# Our chosen cockapoo



## SMCD (Feb 11, 2014)

We've chosen our lovely girl today. We haven't chosen a name yet. Any suggestions welcome!


----------



## Muttley Brody (Feb 14, 2012)

I'm terrible at choosing names - sorry - but I just wanted to say :congrats:
When do you pick her up?


----------



## dio.ren (Jan 18, 2013)

So cute look at that little tongue


----------



## fairlie (Sep 7, 2013)

She is gorgeous! A girl name should be strong, not too namby pamby because you don't want a shrinking violet type (or maybe you do?).
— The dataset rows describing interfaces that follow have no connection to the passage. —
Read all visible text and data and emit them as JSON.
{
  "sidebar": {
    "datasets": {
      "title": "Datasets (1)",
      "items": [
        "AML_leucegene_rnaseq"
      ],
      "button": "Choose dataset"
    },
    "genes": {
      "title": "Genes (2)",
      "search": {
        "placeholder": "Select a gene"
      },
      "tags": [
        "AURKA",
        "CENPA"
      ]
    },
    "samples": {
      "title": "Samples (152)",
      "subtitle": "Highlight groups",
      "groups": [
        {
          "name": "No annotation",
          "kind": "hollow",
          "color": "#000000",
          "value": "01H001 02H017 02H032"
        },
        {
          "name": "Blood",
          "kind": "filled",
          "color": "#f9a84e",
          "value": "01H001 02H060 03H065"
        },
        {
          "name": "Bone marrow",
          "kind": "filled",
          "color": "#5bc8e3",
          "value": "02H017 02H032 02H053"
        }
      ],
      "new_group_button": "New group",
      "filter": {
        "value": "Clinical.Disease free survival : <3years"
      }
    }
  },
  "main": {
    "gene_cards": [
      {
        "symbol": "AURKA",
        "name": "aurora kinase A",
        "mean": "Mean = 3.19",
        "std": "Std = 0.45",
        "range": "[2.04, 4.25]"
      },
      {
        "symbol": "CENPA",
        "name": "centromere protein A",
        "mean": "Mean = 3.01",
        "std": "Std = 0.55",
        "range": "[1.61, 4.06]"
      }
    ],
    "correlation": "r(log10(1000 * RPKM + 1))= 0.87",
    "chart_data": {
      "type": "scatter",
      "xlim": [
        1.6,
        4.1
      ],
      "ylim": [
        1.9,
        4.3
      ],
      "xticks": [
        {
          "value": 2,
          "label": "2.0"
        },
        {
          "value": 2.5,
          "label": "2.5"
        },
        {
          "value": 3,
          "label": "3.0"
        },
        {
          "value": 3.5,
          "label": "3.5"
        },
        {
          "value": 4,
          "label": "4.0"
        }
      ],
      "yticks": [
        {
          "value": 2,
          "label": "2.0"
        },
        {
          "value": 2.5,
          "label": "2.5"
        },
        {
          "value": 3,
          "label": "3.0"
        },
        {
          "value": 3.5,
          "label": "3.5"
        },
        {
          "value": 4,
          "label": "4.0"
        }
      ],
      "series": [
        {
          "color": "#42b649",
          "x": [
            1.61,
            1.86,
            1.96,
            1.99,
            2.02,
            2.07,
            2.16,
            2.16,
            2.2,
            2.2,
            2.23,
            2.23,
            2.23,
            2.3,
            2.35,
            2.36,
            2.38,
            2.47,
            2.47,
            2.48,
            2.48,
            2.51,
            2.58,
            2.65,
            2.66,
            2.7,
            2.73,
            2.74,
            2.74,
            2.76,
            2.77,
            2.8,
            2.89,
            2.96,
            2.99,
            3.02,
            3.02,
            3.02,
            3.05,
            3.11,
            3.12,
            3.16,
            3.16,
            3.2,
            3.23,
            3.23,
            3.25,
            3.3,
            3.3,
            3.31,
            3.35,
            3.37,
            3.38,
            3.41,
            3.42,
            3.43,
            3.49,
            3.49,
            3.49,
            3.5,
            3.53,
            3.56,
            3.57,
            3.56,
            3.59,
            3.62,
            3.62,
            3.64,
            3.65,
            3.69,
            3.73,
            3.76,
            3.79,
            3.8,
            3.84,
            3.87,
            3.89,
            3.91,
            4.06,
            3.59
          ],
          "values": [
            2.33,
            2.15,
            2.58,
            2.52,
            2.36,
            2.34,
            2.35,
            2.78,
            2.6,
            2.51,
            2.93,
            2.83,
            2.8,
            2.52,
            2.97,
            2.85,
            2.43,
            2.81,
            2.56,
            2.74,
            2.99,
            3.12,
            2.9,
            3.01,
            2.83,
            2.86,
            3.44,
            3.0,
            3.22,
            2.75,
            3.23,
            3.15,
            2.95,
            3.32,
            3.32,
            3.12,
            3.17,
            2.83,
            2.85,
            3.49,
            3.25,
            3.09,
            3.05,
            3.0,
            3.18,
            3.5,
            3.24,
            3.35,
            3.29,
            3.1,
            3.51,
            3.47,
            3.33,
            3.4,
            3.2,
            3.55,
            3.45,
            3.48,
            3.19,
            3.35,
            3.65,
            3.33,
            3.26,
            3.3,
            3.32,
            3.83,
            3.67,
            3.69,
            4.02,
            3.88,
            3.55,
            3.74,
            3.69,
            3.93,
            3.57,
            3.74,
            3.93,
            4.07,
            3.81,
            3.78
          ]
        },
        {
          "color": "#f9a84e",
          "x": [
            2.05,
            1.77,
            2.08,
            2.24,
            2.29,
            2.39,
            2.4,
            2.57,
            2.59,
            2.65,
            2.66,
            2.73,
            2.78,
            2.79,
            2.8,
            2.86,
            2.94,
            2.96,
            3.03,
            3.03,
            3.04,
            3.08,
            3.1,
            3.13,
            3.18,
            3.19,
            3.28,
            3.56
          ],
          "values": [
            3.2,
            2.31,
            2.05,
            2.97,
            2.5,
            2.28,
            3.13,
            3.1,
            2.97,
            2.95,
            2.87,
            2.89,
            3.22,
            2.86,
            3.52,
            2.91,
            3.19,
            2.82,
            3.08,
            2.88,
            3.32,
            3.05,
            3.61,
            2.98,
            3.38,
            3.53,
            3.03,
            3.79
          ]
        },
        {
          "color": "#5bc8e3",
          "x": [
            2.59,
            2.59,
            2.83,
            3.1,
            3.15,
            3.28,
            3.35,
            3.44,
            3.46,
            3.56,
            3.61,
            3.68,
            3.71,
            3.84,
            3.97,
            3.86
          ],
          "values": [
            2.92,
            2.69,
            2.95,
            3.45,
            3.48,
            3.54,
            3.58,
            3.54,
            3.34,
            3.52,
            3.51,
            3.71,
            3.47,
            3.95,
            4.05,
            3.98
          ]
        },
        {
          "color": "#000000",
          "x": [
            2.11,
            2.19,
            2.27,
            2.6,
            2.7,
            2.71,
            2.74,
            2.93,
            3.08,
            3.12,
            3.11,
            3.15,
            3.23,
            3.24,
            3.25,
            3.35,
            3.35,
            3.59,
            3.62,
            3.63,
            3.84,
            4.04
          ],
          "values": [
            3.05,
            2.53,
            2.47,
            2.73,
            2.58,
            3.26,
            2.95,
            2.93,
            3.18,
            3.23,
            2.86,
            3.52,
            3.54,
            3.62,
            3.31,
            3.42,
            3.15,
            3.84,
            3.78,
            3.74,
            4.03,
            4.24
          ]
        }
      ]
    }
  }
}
Maybe do what Grove did and pick a good historical or politcal name she can live up to? 

Maggie, Hillary, Indira (Indy), Angela, Johanna (Jo).....

My current girl faves are 

Holly, Bonnie (Browyn), Celeste (after the elephant), Francis, George (for Georgina), Daisy.... you need a good name for calling but also a good name for rhyming in songs you will sing to her.


----------



## Cat 53 (Aug 26, 2012)

She's so sweet. The name will come to you. Someone suggested we call our little girl Cleo (Cleopatra) but, when I got her home she would only respond to Phoebe. So she chose her own name and it fits her perfectly.


----------



## Tinman (Apr 23, 2013)

What a beautiful little delight she looks - as she's on the red side, I would go with red names:
Ruby, Rosie, Amber, Scarlett, rosso, 
Keep us updated and enjoy those first few puppy days xx
Ps stock up on good quality kitchen roll


----------



## SMCD (Feb 11, 2014)

We pick her up on 5th April x


----------



## Marzi (Sep 17, 2012)

Your new pup looks beautiful.
Sukie, Sally or Zuri (means nice or good in Swahili)
It will be lovely to see how she grows and changes


----------



## dmgalley (Aug 19, 2012)

fairlie said:


> you need a good name for calling but also a good name for rhyming in songs you will sing to her.


If I was your partner and read this it would melt my heart. You deserve a puppy.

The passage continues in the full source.